RE: Thoughts18 Dec 2023 19:43
CUPHALFULL
After announcing a second farm out which leaves the Company with 20% and full carry I am extremely disappointed the share price is still only 209p. Ask yourself why investors are so reluctant to pile into a company which the analysts are saying should be worth 600-700p. What are the potential risks seen by investors that makes them shy away from a 300% profit over three years. Oil price, political, failure to complete the project, or the stated production target is not acheived? Please let me know if you disagree or if there are other risks I have overlooked. By end of 2024 there will still be almost two years to go before start up and all these risks will still be there.
Bare in mind that short of some disaster befalling the Western Isles all the events through 2024 are almost guaranteed to happen and within the stated timescale.
So if the share price is still only 300p in twelve months time it will not be due to anything going catastrophically wrong, simply a consequence of the remaining uncertainly as to what will happen over the next 2years. You might also consider that 300p would represent a 43% profit in twelve months on todays price and who would say no to that if it was a guaranteed dead cert. Then there is the timescale to production because if you are of the view that there will not be any significant rise until we are nearing production then why not put your money to use elsewhere. As Greener says 5% on guilts.

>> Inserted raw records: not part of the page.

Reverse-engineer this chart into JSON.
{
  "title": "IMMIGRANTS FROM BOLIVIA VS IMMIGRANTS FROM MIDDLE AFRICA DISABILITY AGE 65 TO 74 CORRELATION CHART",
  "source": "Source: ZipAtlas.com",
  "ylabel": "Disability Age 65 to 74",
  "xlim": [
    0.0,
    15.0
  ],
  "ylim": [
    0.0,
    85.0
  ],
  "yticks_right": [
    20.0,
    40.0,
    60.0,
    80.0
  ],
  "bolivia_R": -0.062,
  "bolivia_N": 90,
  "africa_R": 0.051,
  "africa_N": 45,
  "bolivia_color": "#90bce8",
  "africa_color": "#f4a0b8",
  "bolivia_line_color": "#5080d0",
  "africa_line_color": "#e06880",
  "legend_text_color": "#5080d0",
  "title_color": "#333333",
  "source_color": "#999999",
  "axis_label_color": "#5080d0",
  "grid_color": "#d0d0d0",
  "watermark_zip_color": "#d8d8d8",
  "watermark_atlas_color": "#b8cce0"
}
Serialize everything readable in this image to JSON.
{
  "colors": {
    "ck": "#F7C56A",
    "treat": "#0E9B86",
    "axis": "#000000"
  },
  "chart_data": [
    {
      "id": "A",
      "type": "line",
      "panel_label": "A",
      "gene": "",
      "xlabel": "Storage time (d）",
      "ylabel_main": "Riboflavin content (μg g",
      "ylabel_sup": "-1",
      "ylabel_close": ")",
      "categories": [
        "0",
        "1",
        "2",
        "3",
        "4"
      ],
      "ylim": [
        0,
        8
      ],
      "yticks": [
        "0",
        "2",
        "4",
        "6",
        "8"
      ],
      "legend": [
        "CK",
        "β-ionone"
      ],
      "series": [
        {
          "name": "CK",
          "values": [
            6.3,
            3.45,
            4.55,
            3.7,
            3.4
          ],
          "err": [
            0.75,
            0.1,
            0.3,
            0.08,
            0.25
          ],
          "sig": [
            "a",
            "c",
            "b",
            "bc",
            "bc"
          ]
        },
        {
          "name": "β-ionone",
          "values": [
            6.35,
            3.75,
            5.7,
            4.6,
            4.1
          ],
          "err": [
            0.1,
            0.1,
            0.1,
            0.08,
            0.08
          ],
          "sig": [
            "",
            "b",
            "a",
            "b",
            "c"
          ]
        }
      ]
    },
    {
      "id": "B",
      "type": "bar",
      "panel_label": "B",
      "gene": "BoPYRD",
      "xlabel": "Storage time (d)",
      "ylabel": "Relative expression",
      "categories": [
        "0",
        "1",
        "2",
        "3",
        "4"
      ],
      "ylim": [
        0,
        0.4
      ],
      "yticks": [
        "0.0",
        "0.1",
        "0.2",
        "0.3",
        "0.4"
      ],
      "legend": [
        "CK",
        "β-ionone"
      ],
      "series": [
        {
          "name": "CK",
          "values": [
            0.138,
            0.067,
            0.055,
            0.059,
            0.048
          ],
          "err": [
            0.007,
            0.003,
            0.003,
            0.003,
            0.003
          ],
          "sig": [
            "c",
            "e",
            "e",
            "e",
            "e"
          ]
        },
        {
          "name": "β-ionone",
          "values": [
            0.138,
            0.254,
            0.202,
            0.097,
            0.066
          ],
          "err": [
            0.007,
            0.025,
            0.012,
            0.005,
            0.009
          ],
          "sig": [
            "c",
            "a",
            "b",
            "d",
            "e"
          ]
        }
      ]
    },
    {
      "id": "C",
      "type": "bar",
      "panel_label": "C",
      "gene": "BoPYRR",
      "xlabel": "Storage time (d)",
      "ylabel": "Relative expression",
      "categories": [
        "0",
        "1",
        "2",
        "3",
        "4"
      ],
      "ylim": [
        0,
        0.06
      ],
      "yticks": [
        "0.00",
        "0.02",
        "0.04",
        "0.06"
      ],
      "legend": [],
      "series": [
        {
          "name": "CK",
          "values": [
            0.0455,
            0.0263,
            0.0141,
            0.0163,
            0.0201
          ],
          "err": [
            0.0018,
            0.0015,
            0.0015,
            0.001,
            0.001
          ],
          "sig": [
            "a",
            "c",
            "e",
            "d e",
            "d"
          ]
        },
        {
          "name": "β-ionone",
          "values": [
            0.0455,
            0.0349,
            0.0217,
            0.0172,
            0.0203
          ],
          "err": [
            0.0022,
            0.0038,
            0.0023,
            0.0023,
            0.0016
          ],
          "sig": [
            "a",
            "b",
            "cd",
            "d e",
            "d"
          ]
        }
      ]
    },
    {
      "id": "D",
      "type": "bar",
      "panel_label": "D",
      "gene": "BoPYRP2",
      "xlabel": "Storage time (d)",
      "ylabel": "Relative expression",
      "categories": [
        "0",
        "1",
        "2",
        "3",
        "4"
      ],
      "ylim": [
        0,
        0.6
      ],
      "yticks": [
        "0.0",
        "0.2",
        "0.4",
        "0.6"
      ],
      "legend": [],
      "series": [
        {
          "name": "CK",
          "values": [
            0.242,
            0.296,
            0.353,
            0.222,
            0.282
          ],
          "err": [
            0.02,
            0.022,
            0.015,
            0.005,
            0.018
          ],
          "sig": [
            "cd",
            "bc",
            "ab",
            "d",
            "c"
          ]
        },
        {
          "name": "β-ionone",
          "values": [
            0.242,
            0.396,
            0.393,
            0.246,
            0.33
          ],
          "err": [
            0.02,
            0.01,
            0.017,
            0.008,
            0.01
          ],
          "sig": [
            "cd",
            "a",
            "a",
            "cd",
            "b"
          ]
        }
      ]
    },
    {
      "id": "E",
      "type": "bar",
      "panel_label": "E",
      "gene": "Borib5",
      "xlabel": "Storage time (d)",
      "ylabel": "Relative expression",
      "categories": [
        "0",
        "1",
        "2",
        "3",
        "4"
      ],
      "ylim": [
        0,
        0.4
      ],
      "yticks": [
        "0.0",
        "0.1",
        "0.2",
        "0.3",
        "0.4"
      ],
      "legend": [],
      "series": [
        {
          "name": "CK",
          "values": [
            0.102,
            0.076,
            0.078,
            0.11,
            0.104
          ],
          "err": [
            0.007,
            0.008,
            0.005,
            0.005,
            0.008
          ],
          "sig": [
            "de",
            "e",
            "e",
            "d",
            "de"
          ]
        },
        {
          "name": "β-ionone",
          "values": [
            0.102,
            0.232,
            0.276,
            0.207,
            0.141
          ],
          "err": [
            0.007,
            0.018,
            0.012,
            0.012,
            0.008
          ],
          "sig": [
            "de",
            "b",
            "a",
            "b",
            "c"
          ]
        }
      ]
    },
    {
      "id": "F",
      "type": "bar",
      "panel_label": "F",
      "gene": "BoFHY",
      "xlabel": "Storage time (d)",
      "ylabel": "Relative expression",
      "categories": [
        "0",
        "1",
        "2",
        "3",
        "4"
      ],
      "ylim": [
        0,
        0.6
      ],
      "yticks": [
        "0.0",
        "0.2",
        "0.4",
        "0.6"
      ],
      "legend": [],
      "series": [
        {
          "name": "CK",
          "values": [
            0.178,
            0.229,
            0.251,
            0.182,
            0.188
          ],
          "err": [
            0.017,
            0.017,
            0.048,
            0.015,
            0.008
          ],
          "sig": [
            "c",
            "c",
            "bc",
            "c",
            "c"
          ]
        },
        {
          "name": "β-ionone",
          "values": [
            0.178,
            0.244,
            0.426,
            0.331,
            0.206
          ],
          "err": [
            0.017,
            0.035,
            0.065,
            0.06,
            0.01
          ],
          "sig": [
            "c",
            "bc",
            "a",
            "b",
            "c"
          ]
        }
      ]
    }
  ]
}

It's anybody’s guess as to which particular events will propel the share price, excepting of course the possibility of an offer being made. Some here are keen to see an offer and I have no quibbles with that, but if it is a recommended offer will everyone be happy with the price offered, or will some feel cheated?
The prospect of an offer is something to keep investers on board and encourage others, but with the share price at it current level I cannot see anyone making a realistic offer and one sufficient to gain an acceptance recommendation.